En moins de huit ans, l’encours de la mourabaha immobilière a connu une progression spectaculaire, portée par une demande croissante de logements, notamment dans les classes moyennes urbaines. L’essor actuel reflète aussi une tendance mondiale : la finance islamique, estimée à plus de 3 000 milliards de dollars, séduit par sa promesse d’éthique et de partage du risque, même si la réalité montre une proximité opérationnelle avec les produits bancaires traditionnels.
La solvabilité des ménages, talon d’Achille du modèle
L’augmentation du financement participatif ne doit pas masquer un contexte social fragile.
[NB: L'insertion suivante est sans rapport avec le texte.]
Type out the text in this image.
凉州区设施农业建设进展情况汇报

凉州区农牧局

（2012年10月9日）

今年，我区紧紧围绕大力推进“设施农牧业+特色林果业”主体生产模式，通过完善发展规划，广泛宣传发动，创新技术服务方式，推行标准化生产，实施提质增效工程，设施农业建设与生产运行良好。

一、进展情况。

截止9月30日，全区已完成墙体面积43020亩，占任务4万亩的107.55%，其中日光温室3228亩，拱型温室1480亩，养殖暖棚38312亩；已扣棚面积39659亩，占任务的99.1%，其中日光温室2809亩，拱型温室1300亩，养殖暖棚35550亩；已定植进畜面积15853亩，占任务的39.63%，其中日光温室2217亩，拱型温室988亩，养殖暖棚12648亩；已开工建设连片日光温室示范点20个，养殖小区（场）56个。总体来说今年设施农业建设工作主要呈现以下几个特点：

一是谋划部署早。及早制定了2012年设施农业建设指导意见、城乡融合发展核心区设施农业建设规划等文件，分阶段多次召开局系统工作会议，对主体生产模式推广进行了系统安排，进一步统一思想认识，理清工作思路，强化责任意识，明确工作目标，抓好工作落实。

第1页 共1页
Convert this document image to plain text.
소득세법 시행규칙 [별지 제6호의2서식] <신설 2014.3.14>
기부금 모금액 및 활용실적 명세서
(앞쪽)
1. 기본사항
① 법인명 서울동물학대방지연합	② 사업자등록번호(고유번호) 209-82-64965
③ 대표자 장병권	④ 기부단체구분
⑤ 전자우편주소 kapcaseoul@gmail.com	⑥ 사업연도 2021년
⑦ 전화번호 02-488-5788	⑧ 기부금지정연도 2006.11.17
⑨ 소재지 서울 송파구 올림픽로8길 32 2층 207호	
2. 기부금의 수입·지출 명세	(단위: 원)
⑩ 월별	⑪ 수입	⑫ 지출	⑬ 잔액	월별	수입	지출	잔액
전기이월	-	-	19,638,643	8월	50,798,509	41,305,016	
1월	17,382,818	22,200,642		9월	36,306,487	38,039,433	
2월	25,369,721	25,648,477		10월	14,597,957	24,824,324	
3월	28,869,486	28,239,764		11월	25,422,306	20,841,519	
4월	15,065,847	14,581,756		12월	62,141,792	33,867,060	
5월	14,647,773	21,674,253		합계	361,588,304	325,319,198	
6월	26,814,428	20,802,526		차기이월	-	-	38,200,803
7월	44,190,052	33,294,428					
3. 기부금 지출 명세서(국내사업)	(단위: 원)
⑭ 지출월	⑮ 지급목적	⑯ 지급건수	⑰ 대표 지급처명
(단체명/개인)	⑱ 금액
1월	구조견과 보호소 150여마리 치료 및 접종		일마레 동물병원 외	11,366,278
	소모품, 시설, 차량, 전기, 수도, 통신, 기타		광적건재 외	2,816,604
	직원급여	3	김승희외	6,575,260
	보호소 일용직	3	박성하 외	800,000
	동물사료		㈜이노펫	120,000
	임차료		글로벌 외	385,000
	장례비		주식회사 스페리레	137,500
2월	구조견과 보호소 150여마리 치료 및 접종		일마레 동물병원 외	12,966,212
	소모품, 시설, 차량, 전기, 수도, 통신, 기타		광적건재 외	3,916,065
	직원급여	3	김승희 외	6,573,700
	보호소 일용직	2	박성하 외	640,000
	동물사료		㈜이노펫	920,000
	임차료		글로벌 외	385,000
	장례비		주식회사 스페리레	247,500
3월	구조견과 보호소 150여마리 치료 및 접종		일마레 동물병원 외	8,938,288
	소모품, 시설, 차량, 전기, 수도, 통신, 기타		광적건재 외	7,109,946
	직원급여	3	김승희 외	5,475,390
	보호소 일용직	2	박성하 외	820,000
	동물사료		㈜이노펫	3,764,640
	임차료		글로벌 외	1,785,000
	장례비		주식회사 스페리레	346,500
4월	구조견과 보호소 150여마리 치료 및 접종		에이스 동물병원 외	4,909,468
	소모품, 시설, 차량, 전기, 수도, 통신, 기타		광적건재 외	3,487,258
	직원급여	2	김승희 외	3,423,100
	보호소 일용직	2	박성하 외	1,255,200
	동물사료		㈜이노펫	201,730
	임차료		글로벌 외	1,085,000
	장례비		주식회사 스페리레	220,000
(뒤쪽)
Selon le Haut-Commissariat au Plan, près d’un tiers des ménages marocains se déclarent en difficulté pour couvrir leurs dépenses essentielles. Le chômage des jeunes, supérieur à 30 %, et l’érosion du pouvoir d’achat due à l’inflation alimentaire accentuent cette vulnérabilité.
Dans ce cadre, l’attrait pour la mourabaha immobilière révèle une aspiration profonde à l’accession à la propriété, perçue comme un levier de sécurité sociale et patrimoniale. Mais il comporte un risque : celui d’une charge financière durablement élevée. Les taux appliqués, bien que légèrement en baisse au deuxième trimestre 2025 (4,68 % pour l’habitat), restent supérieurs aux revenus disponibles pour une large frange de la population.
Les banques, conscientes de cette tension, ont assoupli leurs conditions d’octroi, comme l’a relevé Bank Al-Maghrib au premier trimestre 2025. Mais ce mouvement pourrait avoir pour effet pervers de fragiliser davantage la solvabilité des emprunteurs.
Le financement participatif s’inscrit dans la stratégie de diversification financière portée par le gouvernement et les autorités monétaires. La loi-cadre relative à la réforme fiscale, adoptée en 2021, a prévu des mécanismes d’incitation pour stimuler l’émergence de produits participatifs, dans le but de mieux capter l’épargne nationale et de dynamiser le secteur du logement.
Toutefois, les résultats restent ambivalents. D’un côté, l’essor des encours traduit une réelle insertion de ces produits dans le système bancaire ; de l’autre, il souligne la dépendance persistante du marché immobilier à l’endettement, au détriment d’une politique globale de logement social et d’accès abordable. Le financement participatif apparaît alors comme un palliatif, plus que comme une réponse structurelle à la crise du logement.